Search code examples
apache-sparkazure-databricks

how to store spark dataframe schema in a variable in databricks notebook?


using spark scala azure databricks.

i have a dataframe(df1) with 100+ columns. i need to create another dataframe(df2) and want to have same schema for that also. How can i store the schema of df1 into a variable and apply to df2

val inputDF = Seq(("00163E0F765C1ED79593228BF70CEE41" ,"PD PUMPS")
                       ,("00164E0F775C1ED79593228BF70CEE42" ,"PD PUMPS")
                       ,("00165E0F785C1ED79593228BF70CEE43" ,"PD PUMPS")
                       ,("00166E0F795C1ED79593228BF70CEE44" ,"PD PUMPS")
                       ,("00167E0F405C1ED79593228BF70CEE45" ,"PD PUMPS")
                   ).toDF("objectID")
val expectedDF = Seq(("00163E0F765C1ED79593228BF70CEE41" ,"PD PUMPS1")
                       ,("00164E0F775C1ED79593228BF70CEE42" ,"PD PUMPS1")
                       ,("00165E0F785C1ED79593228BF70CEE43" ,"PD PUMPS1")
                       ,("00166E0F795C1ED79593228BF70CEE44" ,"PD PUMPS1")
                       ,("00167E0F405C1ED79593228BF70CEE45" ,"PD PUMPS1")
                       ).toDF("objectID","equipmentName", inputDF.schema)

purpose of doing this is : I am actually writing unit test case.

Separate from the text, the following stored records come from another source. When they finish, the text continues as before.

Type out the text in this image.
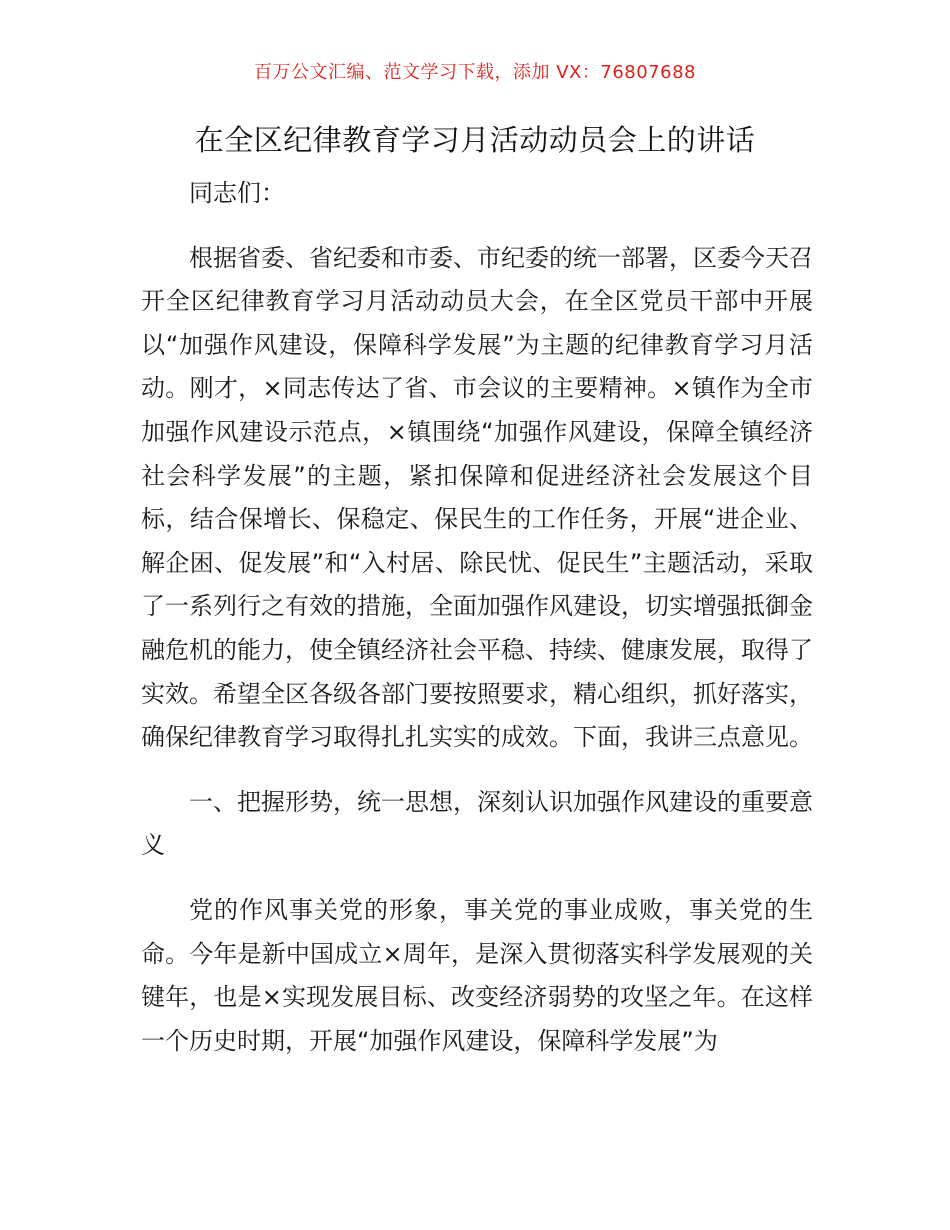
百万公文汇编、范文学习下载，添加 VX：76807688
在全区纪律教育学习月活动动员会上的讲话

同志们：

根据省委、省纪委和市委、市纪委的统一部署，区委今天召开全区纪律教育学习月活动动员大会，在全区党员干部中开展以“加强作风建设，保障科学发展”为主题的纪律教育学习月活动。刚才，×同志传达了省、市会议的主要精神。×镇作为全市加强作风建设示范点，×镇围绕“加强作风建设，保障全镇经济社会科学发展”的主题，紧扣保障和促进经济社会发展这个目标，结合保增长、保稳定、保民生的工作任务，开展“进企业、解企困、促发展”和“入村居、除民忧、促民生”主题活动，采取了一系列行之有效的措施，全面加强作风建设，切实增强抵御金融危机的能力，使全镇经济社会平稳、持续、健康发展，取得了实效。希望全区各级各部门要按照要求，精心组织，抓好落实，确保纪律教育学习取得扎扎实实的成效。下面，我讲三点意见。

一、把握形势，统一思想，深刻认识加强作风建设的重要意义

党的作风事关党的形象，事关党的事业成败，事关党的生命。今年是新中国成立×周年，是深入贯彻落实科学发展观的关键年，也是×实现发展目标、改变经济弱势的攻坚之年。在这样一个历史时期，开展“加强作风建设，保障科学发展”为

I have one function which is adding a column into the passed dataframe(parameterised). So i need to create inputDF and then i need to create expectedDF with 1 more column in inputDF.


Solution

  • Given that for the inputDF generation you should use a sequence of just one column (or pass two string in the toDF method), I would do as follow:

    val inputDF = Seq(("00163E0F765C1ED79593228BF70CEE41")
      ,("00164E0F775C1ED79593228BF70CEE42")
      ,("00165E0F785C1ED79593228BF70CEE43")
      ,("00166E0F795C1ED79593228BF70CEE44")
      ,("00167E0F405C1ED79593228BF70CEE45")
    ).toDF("objectID")
    
    val seq = Seq(("00163E0F765C1ED79593228BF70CEE41" ,"PD PUMPS1")
      ,("00164E0F775C1ED79593228BF70CEE42" ,"PD PUMPS1")
      ,("00165E0F785C1ED79593228BF70CEE43" ,"PD PUMPS1")
      ,("00166E0F795C1ED79593228BF70CEE44" ,"PD PUMPS1")
      ,("00167E0F405C1ED79593228BF70CEE45" ,"PD PUMPS1")
    )
    
    val rdd = spark.sparkContext.parallelize(seq)
    
    val rows: RDD[Row] = rdd.map((row: (String, String)) => {
      Row(row.productIterator.toList:_*)
    })
    
    val expectedDF = spark.createDataFrame(rows,
      inputDF.schema.add(StructField("NewColumn", org.apache.spark.sql.types.StringType )))
    
    df.show()
    

    The idea is to create a Dataframe from the sequence with the createDataFrame and pass it the schema (i.e. a StructType) of the old data frame with the addition of one entry (a StructField).